Si tratta di un progetto innovativo e tecnologico che da una parte risponde alle esigenze di chi controlla e dall’altra va incontro alle richieste dell’utenza.

PONTEDERA. Si tratta di un progetto innovativo e tecnologico che da una parte risponde alle esigenze di chi controlla e dall’altra va incontro alle richieste dell’utenza. Il piano, elaborato dalla polizia municipale, dovrebbe nei prossimi giorni ottenere il finanziamento da parte della Fondazione Cassa di Risparmio di Volterra.

In pratica, si tratta di rivedere tutto il sistema dei contrassegni per i parcheggi dei disabili. In tutta l’Unione della Valdera, interessata da questa mini rivoluzione, sono circa 700 i tagliandi che vengono assegnati a chi ne ha i requisiti. Il piano elaborato dalla municipale prevede «la riorganizzazione dei sistemi di rilascio, la gestione e la verifica dei sistemi delle autorizzazioni di sosta per gli invalidi nonché di transito nelle aree ordinariamente interdette al transito», si legge nella delibera di giunta con cui l’Unione lo ha approvato. Diviso in varie fasi, ed attivo dal 2015, il progetto prevede un primo step dove sarà archiviato e centralizzato tutti il sistema dei contrassegni dell’Unione. Questa prima fase è già quasi conclusa.
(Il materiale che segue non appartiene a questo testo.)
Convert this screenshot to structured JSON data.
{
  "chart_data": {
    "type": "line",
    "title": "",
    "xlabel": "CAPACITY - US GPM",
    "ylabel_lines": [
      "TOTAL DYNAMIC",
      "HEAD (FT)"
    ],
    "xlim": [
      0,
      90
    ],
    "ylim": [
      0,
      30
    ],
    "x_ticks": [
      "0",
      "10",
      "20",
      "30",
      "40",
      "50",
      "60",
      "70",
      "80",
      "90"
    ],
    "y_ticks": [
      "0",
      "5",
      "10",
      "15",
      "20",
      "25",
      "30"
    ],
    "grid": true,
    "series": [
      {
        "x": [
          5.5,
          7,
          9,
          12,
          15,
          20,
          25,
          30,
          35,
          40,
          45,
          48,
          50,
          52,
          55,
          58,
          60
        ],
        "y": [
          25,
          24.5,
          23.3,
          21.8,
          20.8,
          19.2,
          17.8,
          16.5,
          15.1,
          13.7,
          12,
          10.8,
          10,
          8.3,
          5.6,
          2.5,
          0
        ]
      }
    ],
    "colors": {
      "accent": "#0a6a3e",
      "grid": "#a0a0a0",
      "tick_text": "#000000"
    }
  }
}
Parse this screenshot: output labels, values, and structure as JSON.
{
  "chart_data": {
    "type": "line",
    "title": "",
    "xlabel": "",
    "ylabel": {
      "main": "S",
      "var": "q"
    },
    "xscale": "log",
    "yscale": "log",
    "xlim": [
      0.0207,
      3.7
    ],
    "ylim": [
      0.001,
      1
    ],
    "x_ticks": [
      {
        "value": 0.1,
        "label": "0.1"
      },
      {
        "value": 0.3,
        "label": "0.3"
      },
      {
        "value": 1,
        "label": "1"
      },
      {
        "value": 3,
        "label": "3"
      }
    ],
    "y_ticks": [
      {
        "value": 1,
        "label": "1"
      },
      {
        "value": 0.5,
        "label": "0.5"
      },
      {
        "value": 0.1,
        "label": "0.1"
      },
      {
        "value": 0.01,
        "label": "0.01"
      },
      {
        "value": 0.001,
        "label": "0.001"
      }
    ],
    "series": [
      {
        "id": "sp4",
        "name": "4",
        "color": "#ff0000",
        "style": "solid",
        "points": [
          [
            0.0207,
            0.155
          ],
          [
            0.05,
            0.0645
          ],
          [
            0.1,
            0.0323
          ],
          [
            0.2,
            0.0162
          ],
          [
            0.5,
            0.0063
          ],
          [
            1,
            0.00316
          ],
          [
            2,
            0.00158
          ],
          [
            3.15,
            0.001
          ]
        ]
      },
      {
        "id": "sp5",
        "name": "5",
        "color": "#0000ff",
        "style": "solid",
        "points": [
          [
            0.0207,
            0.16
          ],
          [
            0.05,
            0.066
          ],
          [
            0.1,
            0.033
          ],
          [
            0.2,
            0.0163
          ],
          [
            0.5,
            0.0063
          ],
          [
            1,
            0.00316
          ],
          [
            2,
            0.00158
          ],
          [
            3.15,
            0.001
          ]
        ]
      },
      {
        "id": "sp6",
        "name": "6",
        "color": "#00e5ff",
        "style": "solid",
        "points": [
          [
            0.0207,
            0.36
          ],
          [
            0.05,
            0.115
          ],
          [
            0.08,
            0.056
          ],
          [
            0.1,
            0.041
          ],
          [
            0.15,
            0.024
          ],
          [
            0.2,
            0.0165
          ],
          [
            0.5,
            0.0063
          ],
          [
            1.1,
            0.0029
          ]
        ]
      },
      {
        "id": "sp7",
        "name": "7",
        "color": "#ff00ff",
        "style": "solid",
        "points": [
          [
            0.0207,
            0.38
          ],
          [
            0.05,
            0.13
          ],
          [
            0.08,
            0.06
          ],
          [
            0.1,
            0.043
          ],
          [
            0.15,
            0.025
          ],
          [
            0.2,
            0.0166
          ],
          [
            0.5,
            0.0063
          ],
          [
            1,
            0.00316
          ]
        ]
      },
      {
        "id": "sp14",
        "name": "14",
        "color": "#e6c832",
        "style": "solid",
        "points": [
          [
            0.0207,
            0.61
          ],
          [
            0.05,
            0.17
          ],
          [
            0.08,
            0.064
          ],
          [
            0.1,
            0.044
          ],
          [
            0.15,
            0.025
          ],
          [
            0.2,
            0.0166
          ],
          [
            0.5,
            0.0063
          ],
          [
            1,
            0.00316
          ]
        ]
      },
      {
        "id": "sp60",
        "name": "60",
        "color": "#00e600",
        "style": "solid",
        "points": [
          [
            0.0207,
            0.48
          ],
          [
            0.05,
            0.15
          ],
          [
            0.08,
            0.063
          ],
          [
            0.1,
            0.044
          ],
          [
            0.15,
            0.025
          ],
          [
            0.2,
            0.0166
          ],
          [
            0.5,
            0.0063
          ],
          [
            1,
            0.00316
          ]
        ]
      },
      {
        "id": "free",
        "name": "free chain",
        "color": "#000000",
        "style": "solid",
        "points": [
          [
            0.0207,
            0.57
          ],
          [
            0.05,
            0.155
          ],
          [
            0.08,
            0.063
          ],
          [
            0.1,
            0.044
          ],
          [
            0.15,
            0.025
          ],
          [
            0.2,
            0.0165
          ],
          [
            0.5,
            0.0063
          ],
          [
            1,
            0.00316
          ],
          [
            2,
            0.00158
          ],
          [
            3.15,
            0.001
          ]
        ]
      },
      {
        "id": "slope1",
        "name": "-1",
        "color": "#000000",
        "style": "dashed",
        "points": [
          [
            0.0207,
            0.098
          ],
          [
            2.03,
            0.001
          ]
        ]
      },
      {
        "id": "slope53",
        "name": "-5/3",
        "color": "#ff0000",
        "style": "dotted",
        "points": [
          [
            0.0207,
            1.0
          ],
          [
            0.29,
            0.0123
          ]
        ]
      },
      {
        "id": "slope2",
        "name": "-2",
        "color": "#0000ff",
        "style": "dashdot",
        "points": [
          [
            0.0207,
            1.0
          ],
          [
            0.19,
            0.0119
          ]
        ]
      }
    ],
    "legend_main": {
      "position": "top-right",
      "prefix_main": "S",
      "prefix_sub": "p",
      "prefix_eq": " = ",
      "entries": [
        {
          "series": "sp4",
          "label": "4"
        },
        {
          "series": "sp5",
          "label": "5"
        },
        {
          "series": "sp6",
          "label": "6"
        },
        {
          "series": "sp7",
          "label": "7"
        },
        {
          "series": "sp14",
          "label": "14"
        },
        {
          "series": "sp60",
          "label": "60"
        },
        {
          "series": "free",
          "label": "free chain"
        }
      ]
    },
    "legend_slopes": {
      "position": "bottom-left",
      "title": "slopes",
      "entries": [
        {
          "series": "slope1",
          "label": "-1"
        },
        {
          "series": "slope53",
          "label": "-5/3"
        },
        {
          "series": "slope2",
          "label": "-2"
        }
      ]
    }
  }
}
Il passo successivo prevede la stampa dei classici tagliandi con il QrCode criptato in modo da consentire alle forze dell’ordine di riconoscere attraverso un dispositivo il titolare del contrassegno e la sua validità. Per la verifica dei codici sarà realizzata un’applicazione ad hoc da una startup che i vigili potranno installare sui loro telefoni ma anche su tablet e pc portatili e che scannerizzerà in pochi secondi i ticket.Infine, un’altra applicazione, totalmente gratuita, sarà ad uso e consumo dei disabili che hanno il tagliando e in pratica riuscirà a geolocalizzare il veicolo parcheggiato in modo da ritrovarlo e in qualsiasi momento.